FIG. 8 is a graph showing the measurement result of the ion current distribution. Despite the presence of the beam 31, plasma can be generated almost uniformly at a position 100 mm away from the beam 31. It is considered that this is because the plasma was sufficiently diffused because it was sufficiently separated from the beam.

[0037]

As described above in detail, in the apparatus of the present invention, a large-area substrate such as a glass substrate for a liquid crystal display can be stably and uniformly plasma-treated with an easy structure. Moreover, since only one microwave oscillator is required, the cost of the device can be reduced.

[Brief description of drawings]

FIG. 1 is a schematic plan view of an embodiment of a plasma device of the present invention.

FIG. 2 is a schematic partial vertical sectional view of an embodiment of the plasma device of the present invention.

FIG. 3 is a schematic side sectional view of an embodiment of the plasma device of the present invention.

FIG. 4 is a graph showing measurement results of ion current distribution.

FIG. 5 is a schematic plan view of another embodiment of the plasma device of the present invention.

FIG. 6 is a schematic partial vertical cross-sectional view of another embodiment of the plasma device of the present invention.

FIG. 7 is a schematic side sectional view of another embodiment of the plasma device of the present invention.

FIG. 8 is a graph showing measurement results of ion current distribution.

FIG. 9 is a schematic plan view of an example of a conventional plasma device.

FIG. 10 is a schematic partial vertical sectional view of an example of a conventional plasma device.

FIG. 11 is a schematic side sectional view of an example of a conventional plasma device.

[Explanation of symbols]

 DESCRIPTION OF SYMBOLS 1 Reaction container 2 Reaction chamber 3, 3a, 3b Microwave introduction port 4, 4a, 4b Microwave introduction window 5 Gas introduction hole 6 Gas exhaust port 7 Sample stage 8 Solvent flow passage 20, 20a, 20b Space 21, 21a, 21b Dielectric layer 22 Metal plate 23 Microwave waveguide 24, 24a, 24b Tuner 25, 25a, 25b Isolator 26 Microwave oscillator 30 Metal wall 31 Beam 211, 211a, 211b (Dielectric layer) introduction part 212, 212a, 212b ( Tapered part (of dielectric layer) 213, 213a, 213b Flat part (of dielectric layer)

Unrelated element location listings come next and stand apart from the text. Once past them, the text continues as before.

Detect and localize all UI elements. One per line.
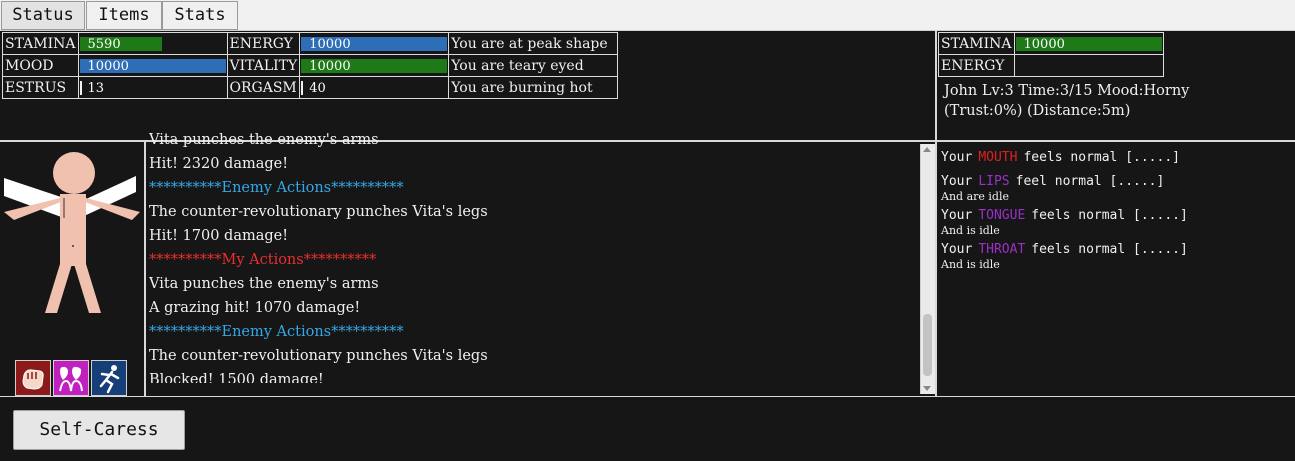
battle-log: Vita punches the enemy's arms Hit! 2320 d…	[149, 128, 919, 383]
enemy-info-line1: John Lv:3 Time:3/15 Mood:Horny	[944, 83, 1190, 99]
body-part-prefix: Your	[941, 242, 973, 257]
log-line: Hit! 1700 damage!	[149, 228, 289, 244]
body-part-name: MOUTH	[978, 150, 1018, 165]
log-line: Hit! 2320 damage!	[149, 156, 289, 172]
stat-status-text: You are burning hot	[448, 76, 619, 99]
stat-bar: 5590	[79, 36, 162, 52]
body-parts-list: Your MOUTH feels normal [.....] Your LIPS fee…	[941, 150, 1281, 276]
player-stats-row: ESTRUS 13 ORGASM 40 You are burning hot	[2, 76, 619, 99]
body-part-substate: And are idle	[941, 190, 1009, 203]
scroll-up-arrow[interactable]	[923, 147, 931, 152]
stat-bar: 10000	[301, 36, 448, 52]
body-part-row: Your LIPS feel normal [.....]	[941, 174, 1281, 190]
character-figure	[4, 152, 140, 313]
stat-status-text: You are at peak shape	[448, 32, 619, 55]
self-caress-button[interactable]: Self-Caress	[13, 410, 185, 450]
scroll-down-arrow[interactable]	[923, 386, 931, 391]
stat-label: VITALITY	[226, 54, 301, 77]
player-stats-row: STAMINA 5590 ENERGY 10000 You are at peak sh…	[2, 32, 619, 55]
log-line: **********My Actions**********	[149, 252, 377, 268]
enemy-info: John Lv:3 Time:3/15 Mood:Horny (Trust:0%…	[944, 81, 1189, 121]
tab-stats[interactable]: Stats	[162, 1, 238, 30]
body-part-substate	[941, 166, 1281, 169]
player-stats-table: STAMINA 5590 ENERGY 10000 You are at peak sh…	[2, 32, 619, 99]
stat-bar: 10000	[79, 58, 226, 74]
stat-bar: 40	[301, 80, 447, 96]
log-line: Blocked! 1500 damage!	[149, 372, 324, 383]
log-line: Vita punches the enemy's arms	[149, 132, 379, 148]
stat-label: ESTRUS	[2, 76, 79, 99]
body-part-state: feels normal [.....]	[1031, 208, 1188, 223]
scroll-thumb[interactable]	[923, 314, 932, 376]
enemy-info-line2: (Trust:0%) (Distance:5m)	[944, 103, 1131, 119]
enemy-stamina-label: STAMINA	[938, 32, 1015, 55]
log-line: Vita punches the enemy's arms	[149, 276, 379, 292]
log-scrollbar[interactable]	[920, 144, 935, 394]
body-part-name: TONGUE	[978, 208, 1026, 223]
body-part-row: Your TONGUE feels normal [.....]	[941, 208, 1281, 224]
hearts-couple-icon[interactable]	[53, 360, 89, 396]
body-part-state: feel normal [.....]	[1015, 174, 1165, 189]
fist-icon[interactable]	[15, 360, 51, 396]
log-line: The counter-revolutionary punches Vita's…	[149, 204, 488, 220]
body-part-prefix: Your	[941, 208, 973, 223]
body-part-state: feels normal [.....]	[1031, 242, 1188, 257]
player-stats-row: MOOD 10000 VITALITY 10000 You are teary eyed	[2, 54, 619, 77]
enemy-stats-table: STAMINA 10000 ENERGY	[938, 32, 1164, 77]
enemy-stamina-bar: 10000	[1015, 36, 1162, 52]
tab-status[interactable]: Status	[1, 1, 85, 30]
stat-bar: 13	[79, 80, 226, 96]
body-part-row: Your MOUTH feels normal [.....]	[941, 150, 1281, 166]
body-part-name: THROAT	[978, 242, 1026, 257]
body-part-substate: And is idle	[941, 224, 1000, 237]
body-part-name: LIPS	[978, 174, 1010, 189]
running-figure-icon[interactable]	[91, 360, 127, 396]
body-part-row: Your THROAT feels normal [.....]	[941, 242, 1281, 258]
tab-bar: Status Items Stats	[0, 0, 1295, 31]
stat-bar: 10000	[301, 58, 448, 74]
stat-label: ORGASM	[226, 76, 301, 99]
body-part-prefix: Your	[941, 150, 973, 165]
stat-label: STAMINA	[2, 32, 79, 55]
stat-status-text: You are teary eyed	[448, 54, 619, 77]
body-part-state: feels normal [.....]	[1023, 150, 1180, 165]
log-line: **********Enemy Actions**********	[149, 180, 404, 196]
tab-items[interactable]: Items	[86, 1, 162, 30]
stat-label: MOOD	[2, 54, 79, 77]
log-line: The counter-revolutionary punches Vita's…	[149, 348, 488, 364]
log-line: **********Enemy Actions**********	[149, 324, 404, 340]
log-line: A grazing hit! 1070 damage!	[149, 300, 361, 316]
stat-label: ENERGY	[226, 32, 301, 55]
enemy-energy-label: ENERGY	[938, 54, 1015, 77]
body-part-prefix: Your	[941, 174, 973, 189]
body-part-substate: And is idle	[941, 258, 1000, 271]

 ─────────────────────────────────────────────────── ─── Continuation of the front page (72) Inventor Toshiki Ebata 4-533 Kitahama, Chuo-ku, Osaka-shi, Osaka Sumitomo Metal Industries, Ltd. (72) Inventor Kyoichi Komachi 4-chome, Kitahama, Chuo-ku, Osaka-shi, Osaka 5th 33th Sumitomo Metal Industries, Ltd.

Claims (2)

[Claims] 1. A microwave oscillator, a plurality of dielectric layers, and a microwave waveguide for branching and propagating microwaves from the microwave oscillator to the plurality of dielectric layers.
A reaction container having a microwave introduction window, the plurality of dielectric layers are arranged in parallel, and the reaction container is arranged so that the microwave introduction windows face the dielectric layers arranged in parallel. A plasma device characterized by the above. 2. The plasma device according to claim 1, wherein the microwave introduction window is divided according to the plurality of dielectric layers.